En effet, les femmes dont l’observance au dépistage est faible correspond à un groupe de femmes globalement peu observantes et moins soucieuses de leur santé, moins attentives à leur corps et à ses modifications ; ce groupe présente davantage de cancers à un stade avancé et une survie globale plus faible que le groupe de dépistage régulier.
La différence du risque de décès par cancer du sein s’explique donc par une différence de comportement, et, sans dépistage du tout, la situation serait identique.
Le dépistage du cancer du sein, en dehors du fait que les femmes sont très largement sous-informées de ces nouvelles données, s’avère donc inefficient sur la diminution du risque de décès comme on le promeut depuis des décennies, et il comporte de très nombreux effets indésirables maintenant connus (fausses alertes, surdiagnostics, irradiations, surtraitements).
Quel est le problème ?
Le problème majeur est qu’on met en avant un bénéfice du dépistage du cancer du sein sur la mortalité qui est complètement biaisé, comme les auteurs l’expliquent, dans les études observationnelles :
« L’évaluation de l’effet des programmes de dépistage du cancer sur le risque de décès par cancer est souvent réalisée au moyen d’études d’observation (études cas-témoins et études de cohorte), bien que l’on sache depuis longtemps que ces études sont vulnérables à de nombreux biais, principalement le biais d’autosélection (ou « biais de l’utilisateur sain », ou « biais du dépistage sain »).
L’autosélection provient des différences de caractéristiques personnelles et de mode de vie entre les sujets qui choisissent de participer ou non au dépistage. Les sujets qui ne participent pas au dépistage sont généralement moins sensibilisés à la santé, sont plus démunis, présentent davantage de comorbidités ou de handicaps et ont une espérance de vie plus courte, autant de caractéristiques associées à un risque accru de mortalité par cancer, quel que soit l’effet du dépistage sur ce risque. [4] [5] «
Les études observationnelles que les auteurs mentionnent consistent à effectuer des observations en population et à recueillir des informations, ici des données de santé, sur des groupes de personnes.

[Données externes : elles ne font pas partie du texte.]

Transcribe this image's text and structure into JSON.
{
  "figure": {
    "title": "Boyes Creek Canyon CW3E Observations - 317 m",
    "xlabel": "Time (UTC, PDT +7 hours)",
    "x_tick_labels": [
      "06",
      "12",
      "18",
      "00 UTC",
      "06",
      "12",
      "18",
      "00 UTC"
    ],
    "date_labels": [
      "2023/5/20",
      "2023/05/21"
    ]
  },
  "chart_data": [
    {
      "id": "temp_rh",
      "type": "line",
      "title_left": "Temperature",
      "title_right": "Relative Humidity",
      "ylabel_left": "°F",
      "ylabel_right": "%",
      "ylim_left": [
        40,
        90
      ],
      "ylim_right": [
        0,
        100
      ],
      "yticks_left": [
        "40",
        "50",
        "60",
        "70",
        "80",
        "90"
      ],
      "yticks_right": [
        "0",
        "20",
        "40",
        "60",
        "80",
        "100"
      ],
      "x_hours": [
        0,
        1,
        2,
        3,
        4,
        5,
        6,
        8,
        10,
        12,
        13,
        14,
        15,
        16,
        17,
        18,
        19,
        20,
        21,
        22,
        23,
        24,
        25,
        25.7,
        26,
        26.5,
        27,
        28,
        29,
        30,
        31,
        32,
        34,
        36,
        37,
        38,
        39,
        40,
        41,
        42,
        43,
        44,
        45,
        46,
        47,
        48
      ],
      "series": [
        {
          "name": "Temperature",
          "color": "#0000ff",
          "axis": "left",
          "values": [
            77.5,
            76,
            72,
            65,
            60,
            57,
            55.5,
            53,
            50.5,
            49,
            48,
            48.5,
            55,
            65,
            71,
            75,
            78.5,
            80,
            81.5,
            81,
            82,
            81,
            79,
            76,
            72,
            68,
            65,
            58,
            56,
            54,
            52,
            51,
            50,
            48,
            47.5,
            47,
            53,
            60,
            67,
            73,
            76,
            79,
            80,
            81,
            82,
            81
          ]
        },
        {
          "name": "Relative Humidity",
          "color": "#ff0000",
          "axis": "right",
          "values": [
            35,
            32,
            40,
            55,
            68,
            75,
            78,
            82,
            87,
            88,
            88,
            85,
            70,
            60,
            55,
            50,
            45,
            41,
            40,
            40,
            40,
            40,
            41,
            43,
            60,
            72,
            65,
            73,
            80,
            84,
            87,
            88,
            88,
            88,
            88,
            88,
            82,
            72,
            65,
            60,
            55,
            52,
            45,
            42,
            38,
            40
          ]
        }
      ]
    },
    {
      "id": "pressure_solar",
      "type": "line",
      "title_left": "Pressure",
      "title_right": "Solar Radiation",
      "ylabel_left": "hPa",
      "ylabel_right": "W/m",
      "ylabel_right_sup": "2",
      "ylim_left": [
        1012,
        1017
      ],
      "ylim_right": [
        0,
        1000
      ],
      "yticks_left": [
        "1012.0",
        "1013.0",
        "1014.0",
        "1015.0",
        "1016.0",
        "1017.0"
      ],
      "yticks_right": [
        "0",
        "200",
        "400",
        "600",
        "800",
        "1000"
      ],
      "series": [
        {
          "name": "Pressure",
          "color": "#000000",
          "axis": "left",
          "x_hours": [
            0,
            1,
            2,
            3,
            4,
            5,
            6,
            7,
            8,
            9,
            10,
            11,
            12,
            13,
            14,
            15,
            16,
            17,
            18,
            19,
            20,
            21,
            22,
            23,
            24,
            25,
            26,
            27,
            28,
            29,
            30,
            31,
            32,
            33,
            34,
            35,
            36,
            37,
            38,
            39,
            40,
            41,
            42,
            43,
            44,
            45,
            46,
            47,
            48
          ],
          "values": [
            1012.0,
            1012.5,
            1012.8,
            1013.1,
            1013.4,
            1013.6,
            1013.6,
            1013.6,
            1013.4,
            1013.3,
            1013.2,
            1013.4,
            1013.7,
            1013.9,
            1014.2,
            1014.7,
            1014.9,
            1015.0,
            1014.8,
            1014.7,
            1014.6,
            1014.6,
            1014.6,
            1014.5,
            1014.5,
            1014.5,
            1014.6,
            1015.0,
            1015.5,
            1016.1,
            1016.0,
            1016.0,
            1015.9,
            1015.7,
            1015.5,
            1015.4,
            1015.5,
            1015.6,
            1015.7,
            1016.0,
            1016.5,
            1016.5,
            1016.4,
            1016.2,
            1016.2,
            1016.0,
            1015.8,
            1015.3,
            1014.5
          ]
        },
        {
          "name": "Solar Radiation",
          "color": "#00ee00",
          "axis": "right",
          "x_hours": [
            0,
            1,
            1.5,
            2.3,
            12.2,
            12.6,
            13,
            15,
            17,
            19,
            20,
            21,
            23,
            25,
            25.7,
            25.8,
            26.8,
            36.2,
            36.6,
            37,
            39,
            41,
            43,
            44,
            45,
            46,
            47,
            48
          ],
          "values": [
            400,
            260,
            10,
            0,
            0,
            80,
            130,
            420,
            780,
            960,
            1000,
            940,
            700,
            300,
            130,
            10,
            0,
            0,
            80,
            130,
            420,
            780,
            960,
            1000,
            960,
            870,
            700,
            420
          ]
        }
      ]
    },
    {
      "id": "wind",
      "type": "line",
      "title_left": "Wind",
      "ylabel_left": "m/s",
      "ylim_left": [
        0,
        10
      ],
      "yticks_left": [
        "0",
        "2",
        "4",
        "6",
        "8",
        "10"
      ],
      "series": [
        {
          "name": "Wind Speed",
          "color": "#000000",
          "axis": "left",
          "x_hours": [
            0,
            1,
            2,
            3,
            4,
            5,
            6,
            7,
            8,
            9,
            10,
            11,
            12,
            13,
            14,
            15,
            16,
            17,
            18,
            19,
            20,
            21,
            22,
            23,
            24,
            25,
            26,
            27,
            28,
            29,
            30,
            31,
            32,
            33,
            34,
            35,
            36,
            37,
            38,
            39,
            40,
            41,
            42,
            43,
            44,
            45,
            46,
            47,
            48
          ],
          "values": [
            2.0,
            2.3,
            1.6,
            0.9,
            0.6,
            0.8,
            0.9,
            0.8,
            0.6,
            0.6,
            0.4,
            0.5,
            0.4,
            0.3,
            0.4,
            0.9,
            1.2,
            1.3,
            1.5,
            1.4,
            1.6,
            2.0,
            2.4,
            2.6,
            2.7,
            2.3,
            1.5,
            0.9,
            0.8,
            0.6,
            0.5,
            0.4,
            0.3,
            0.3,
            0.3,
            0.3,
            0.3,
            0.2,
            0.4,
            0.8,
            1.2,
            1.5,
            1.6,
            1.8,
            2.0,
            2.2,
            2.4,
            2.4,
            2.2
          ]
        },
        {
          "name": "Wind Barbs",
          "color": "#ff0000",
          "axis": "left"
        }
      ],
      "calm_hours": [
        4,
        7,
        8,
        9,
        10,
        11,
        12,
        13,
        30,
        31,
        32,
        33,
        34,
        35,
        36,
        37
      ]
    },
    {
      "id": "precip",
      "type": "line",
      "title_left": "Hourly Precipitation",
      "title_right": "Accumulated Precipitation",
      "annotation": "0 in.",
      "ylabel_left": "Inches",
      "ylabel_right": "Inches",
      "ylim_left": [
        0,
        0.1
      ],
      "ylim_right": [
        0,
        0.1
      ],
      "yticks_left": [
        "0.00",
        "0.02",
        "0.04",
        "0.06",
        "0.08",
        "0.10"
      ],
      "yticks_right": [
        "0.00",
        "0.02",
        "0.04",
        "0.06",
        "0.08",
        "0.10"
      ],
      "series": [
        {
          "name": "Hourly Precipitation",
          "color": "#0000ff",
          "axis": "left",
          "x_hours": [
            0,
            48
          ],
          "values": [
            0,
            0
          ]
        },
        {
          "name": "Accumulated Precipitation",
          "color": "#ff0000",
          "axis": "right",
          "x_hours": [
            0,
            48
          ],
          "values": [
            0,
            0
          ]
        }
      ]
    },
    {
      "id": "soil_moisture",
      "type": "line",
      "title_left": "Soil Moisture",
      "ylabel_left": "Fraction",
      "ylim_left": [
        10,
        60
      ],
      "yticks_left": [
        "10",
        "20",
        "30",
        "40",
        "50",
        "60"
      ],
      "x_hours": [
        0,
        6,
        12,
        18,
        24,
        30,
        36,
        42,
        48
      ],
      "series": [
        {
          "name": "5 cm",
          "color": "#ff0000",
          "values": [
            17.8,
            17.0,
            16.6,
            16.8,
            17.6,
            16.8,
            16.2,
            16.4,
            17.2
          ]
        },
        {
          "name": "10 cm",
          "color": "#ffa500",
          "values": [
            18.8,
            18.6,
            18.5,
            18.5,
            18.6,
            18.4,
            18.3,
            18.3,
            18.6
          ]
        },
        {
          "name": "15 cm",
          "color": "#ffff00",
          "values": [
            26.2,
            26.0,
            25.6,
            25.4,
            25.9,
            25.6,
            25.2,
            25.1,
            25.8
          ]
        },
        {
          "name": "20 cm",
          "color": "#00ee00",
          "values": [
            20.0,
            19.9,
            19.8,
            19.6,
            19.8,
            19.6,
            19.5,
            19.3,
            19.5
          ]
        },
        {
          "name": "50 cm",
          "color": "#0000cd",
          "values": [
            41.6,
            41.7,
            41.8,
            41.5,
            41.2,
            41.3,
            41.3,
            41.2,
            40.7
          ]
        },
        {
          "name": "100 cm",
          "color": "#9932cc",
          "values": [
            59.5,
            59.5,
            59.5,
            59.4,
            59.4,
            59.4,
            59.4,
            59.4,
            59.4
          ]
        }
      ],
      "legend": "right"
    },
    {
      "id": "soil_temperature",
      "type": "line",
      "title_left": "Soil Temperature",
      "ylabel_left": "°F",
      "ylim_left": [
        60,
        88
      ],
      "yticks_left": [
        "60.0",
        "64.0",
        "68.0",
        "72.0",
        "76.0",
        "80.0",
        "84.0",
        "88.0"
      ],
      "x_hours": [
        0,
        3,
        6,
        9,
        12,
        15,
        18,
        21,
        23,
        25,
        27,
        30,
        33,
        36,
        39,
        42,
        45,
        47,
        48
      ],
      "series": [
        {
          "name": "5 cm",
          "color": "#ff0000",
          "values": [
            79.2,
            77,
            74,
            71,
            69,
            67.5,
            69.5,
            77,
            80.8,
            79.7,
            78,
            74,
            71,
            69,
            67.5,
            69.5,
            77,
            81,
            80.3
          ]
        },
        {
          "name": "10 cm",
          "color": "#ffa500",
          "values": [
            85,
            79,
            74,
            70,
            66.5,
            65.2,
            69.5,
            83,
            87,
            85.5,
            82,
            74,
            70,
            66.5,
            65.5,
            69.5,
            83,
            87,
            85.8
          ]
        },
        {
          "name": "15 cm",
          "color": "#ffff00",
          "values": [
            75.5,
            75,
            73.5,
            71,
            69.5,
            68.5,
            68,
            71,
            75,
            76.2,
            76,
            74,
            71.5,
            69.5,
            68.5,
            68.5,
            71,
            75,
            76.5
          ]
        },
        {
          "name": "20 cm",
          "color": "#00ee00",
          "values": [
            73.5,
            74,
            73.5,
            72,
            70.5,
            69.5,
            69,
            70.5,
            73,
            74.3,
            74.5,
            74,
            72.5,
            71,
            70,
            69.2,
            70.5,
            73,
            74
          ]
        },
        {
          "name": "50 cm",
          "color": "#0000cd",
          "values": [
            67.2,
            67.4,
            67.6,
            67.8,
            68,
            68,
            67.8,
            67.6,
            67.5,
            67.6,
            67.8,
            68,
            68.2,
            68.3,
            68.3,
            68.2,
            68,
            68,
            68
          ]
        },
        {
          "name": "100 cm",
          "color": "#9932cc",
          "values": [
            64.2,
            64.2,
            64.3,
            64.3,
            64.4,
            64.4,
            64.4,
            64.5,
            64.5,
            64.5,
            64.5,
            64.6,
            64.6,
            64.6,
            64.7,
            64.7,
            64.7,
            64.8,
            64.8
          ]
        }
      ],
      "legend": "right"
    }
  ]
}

Ces études ne nécessitent aucune action particulière, il s’agit juste d’observer les réponses des sujets à l’intervention qu’on veut étudier, ici le dépistage, en fonction de certains paramètres, ici la mortalité.
Mais toutes les études scientifiques ne se valent pas et il existe bien une hiérarchie.
Les études de cohortes, qui sont soit observationnelles ou interventionnelles, rétrospectives ou prospectives, n’ont pas le standard de niveau de preuve d’un essai clinique randomisé par exemple. (Lire https://cancer-rose.fr/2021/06/05/un-guide-de-la-sante-et-de-la-medecine-du-gijn/)
Les chercheurs réalisant des études sur l’effet du dépistage sur la mortalité par des études observationnelles ont tenté, diversement, de limiter ce biais d’autosélection. Mais ceci s’est opéré de façon variable selon les chercheurs, et sans qu’ils puissent étayer leurs corrections par des études précises.
Ces tentatives de rectification n’ont jamais été unanimes ni satisfaisantes, et finalement les études d’observation ne prouvent nullement que le dépistage est efficace en matière de réduction de mortalité, ce serait plutôt l’inverse, elles suggèrent fortement que le dépistage ne marche pas comme on l’espérait sur la mortalité;
« Les réductions du risque de décès par cancer du sein rapportées par les études de cohorte sur l’efficacité du dépistage par mammographie sont entièrement dues au biais d’autosélection… »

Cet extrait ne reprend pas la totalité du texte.